# Pics of my M3/4



## armaq (Apr 18, 2003)

1998 M3/4, Cosmos Black, black leather, 5 speed, every option, CPO warranty, 23k miles on the clock when bought a week ago


----------



## LDV330i (May 24, 2003)

That is one mighty nice looking M3/4. :thumbup: I cannot believe it is close to being a 6 year old car when it looks factory new. :wow:

Did you take those pictures at your apartment complex, next to the WAMU gold dome? :dunno: I work at 8 Greenway Plaza so I recognized the buildings.


----------



## armaq (Apr 18, 2003)

LDV330i said:


> That is one mighty nice looking M3/4. :thumbup: I cannot believe it is close to being a 6 year old car when it looks factory new. :wow:
> 
> Did you take those pictures at your apartment complex, next to the WAMU gold dome? :dunno: I work at 8 Greenway Plaza so I recognized the buildings.


Thanks for the compliment!

Yep pics were taken at Camden Greeway.

Acutally I just posted in the other thread asking where you at. I've seen a few IR sedans in town but didn't know which one were you. Do you have some sort of dark tint on your car?


----------



## FenPhen (Jan 13, 2004)

Very nice photography. :thumbup: 

Do all M cars come with the that M-colors sash on the lower back cushion? :str8pimpi


----------



## armaq (Apr 18, 2003)

FenPhen said:


> Do all M cars come with the that M-colors sash on the lower back cushion? :str8pimpi


All E36 M3's have those. THe coupes have even nicer vader seats


----------



## tamum3 (Feb 27, 2004)

Nice car! :thumbup:



> Do all M cars come with the that M-colors sash on the lower back cushion?

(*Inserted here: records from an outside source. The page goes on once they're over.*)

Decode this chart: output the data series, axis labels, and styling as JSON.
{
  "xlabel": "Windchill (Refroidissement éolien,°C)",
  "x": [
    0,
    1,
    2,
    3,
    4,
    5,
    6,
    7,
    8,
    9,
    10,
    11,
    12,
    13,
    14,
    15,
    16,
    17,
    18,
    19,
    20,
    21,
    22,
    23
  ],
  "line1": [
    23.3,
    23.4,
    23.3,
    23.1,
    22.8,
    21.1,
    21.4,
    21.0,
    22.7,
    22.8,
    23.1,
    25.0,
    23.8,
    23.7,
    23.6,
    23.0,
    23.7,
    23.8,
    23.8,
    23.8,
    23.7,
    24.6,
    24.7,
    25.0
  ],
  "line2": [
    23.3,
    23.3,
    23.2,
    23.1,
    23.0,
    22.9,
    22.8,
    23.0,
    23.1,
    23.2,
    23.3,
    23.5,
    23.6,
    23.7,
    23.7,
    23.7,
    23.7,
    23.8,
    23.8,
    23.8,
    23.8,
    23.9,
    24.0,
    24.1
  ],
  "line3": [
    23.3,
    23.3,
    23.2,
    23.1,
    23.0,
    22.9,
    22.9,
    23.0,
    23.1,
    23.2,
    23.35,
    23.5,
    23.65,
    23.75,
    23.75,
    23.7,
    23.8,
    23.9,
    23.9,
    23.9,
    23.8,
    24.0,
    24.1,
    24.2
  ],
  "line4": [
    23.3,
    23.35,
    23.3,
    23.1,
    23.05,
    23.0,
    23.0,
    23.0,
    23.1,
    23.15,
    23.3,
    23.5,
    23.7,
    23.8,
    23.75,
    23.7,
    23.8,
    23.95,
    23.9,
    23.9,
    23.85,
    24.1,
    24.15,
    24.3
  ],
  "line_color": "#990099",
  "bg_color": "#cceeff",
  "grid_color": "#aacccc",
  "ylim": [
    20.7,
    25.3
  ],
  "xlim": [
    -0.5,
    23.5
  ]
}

From what I have read no.....I believe luxury pkg models didnt have them and I found this bit of info from another site:

_In '98, near the end of the production run, BMW ran out of Nappa leather, which was the standard leather on M3's. So they substituted the normal Montana leather instead and put stripes on the headrests. This was the source of the $500 leather credit. If you got a '98 with the leather credit but no stripes on the headrests, you could have gone to the dealer and gotten the headrests replaced for free. All M3s otherwise have Nappa leather._


----------